Marriott has a much more restrictive "no-blackout-date" policy than Starwood
As I explained back in 2014, Marriott allows properties to designate "Inventory Control Dates," on which they're allowed to limit the number of standard rooms available for redemptions. The tortured reasoning seems to be that it's not the date that's blacked out, but rather the rooms that are blacked out.
Starwood, on the other hand, states that "As a Starwood Preferred Guest member, you’ll never encounter a blackout date for Free Night Awards at SPG Participating Hotels. Unlike our competitors, we don’t limit the number of standard rooms available for redemption. So, if we have a standard room available at an SPG Participating Hotel, and you have the Starpoints – it's yours."
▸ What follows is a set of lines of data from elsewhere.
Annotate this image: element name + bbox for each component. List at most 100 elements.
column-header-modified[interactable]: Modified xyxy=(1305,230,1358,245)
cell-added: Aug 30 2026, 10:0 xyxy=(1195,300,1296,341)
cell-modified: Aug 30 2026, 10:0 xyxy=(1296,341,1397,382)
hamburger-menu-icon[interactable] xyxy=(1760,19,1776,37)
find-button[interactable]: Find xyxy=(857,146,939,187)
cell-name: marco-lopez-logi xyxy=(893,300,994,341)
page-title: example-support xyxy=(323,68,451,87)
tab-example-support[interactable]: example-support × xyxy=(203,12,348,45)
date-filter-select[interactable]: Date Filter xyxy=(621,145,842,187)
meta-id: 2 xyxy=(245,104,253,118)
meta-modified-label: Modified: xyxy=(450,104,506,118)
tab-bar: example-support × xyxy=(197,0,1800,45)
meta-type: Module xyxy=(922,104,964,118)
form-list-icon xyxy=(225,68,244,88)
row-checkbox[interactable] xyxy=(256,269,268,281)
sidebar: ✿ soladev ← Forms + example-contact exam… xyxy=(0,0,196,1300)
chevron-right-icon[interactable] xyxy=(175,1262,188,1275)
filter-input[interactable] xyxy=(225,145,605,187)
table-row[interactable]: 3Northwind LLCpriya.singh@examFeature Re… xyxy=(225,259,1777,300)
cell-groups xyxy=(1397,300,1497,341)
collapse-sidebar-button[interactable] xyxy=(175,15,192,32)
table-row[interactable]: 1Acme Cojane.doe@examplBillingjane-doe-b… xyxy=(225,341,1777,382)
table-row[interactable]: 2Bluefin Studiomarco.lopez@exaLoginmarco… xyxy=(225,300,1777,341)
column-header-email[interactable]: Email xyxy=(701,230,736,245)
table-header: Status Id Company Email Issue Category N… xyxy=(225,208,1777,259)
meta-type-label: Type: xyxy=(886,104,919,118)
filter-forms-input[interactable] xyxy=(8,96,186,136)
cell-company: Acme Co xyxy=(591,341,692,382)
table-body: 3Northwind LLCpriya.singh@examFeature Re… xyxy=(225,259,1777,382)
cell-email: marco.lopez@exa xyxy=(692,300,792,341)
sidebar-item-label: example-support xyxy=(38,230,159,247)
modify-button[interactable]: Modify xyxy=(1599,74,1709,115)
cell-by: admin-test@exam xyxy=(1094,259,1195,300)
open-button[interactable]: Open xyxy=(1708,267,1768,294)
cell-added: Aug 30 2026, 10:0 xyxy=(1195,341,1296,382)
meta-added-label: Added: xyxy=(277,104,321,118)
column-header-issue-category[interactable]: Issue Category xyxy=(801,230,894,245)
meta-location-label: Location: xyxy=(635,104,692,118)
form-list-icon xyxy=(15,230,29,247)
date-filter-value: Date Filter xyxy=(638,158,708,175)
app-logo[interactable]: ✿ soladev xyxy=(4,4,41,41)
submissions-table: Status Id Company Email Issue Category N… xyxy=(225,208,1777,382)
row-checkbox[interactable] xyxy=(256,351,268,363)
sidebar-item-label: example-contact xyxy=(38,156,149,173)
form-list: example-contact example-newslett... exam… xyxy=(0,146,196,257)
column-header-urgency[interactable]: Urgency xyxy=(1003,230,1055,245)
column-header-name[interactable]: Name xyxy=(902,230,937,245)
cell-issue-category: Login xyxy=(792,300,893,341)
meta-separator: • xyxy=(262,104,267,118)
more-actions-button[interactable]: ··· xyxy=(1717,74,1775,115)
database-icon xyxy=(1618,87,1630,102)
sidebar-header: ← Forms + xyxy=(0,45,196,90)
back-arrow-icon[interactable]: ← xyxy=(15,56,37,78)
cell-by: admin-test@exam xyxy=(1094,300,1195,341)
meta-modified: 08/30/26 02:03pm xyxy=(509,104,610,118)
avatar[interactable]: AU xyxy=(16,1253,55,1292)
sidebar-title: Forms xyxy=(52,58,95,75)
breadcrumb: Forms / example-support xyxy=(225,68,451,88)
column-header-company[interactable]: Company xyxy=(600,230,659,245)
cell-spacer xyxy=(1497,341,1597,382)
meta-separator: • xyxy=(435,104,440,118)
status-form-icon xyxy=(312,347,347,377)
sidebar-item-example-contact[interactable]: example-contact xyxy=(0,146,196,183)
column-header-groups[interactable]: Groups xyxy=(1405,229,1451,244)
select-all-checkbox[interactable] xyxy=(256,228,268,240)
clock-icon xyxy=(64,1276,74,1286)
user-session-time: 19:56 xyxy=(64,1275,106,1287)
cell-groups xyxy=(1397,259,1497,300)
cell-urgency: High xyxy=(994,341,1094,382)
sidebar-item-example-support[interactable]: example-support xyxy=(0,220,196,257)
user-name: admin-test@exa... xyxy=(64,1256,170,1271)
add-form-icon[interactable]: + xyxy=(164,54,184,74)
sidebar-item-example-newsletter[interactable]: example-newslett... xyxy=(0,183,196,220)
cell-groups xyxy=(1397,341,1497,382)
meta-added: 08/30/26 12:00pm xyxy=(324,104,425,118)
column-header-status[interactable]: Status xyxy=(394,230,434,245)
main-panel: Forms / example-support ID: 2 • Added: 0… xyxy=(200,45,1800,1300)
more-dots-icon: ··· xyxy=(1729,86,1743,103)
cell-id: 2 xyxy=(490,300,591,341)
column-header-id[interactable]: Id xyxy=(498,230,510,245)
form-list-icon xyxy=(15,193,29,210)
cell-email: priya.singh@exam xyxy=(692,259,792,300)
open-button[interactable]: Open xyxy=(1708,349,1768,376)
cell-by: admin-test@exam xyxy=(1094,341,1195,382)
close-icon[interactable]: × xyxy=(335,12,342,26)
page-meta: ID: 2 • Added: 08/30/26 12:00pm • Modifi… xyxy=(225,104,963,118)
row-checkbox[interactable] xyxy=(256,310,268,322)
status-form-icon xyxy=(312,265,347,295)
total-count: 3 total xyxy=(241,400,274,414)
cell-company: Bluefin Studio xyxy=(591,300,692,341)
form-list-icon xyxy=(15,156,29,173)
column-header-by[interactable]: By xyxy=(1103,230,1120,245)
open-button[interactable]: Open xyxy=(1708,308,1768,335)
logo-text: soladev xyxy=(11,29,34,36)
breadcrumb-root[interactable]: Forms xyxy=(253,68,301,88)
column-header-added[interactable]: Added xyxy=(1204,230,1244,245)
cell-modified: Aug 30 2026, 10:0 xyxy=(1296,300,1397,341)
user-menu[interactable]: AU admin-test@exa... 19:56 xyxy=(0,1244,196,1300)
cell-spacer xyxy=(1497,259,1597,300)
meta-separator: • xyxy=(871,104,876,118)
The merger page simply reads, "No blackout dates to get in your way," without any additional details.
Inventory control dates will infuriate Starwood loyalists
There are many times more Marriott properties than Starwood properties, and Marriott property managers are used to their inventory control dates, so I do not see how it would be possible for the combined program to adopt Starwood's much more generous policy without spending vastly more money reimbursing properties for award nights.
But it almost seems less plausible that starting August 1 Starwood members won't be able to redeem their points without restriction at properties where they can today!
There are ways Marriott could attempt to thread this needle. Since different brands already have different service standards (shampoo, bathrobes, room service), they could simply say that existing Starwood brands will have as one of their service standards a true no-blackout-date policy, while existing Marriott brands will continue to use inventory control dates.
Alternately, they could use Starwood's policy globally, but turn a blind eye to properties abusing the definition of a "standard room" (it may be apocryphal, but my favorite version of this is the property that supposedly put a fax machine in the corner of their standard rooms and called them "executive").
Both Marriott members are rightfully glad they can now book Starwood properties, and Starwood members are looking forward to the big 43% cut to the cost of top-tier properties coming in August. But while Starwood members know to be concerned about the influx of members to their preferred properties, a process that will only accelerate when the programs finally merge and making reservations across brands becomes seamless, the introduction of inventory control dates would mean that bigger pool of members and points will be chasing fewer total available rooms for redemption.
We'll find out soon enough if and how Marriott deals with the problem!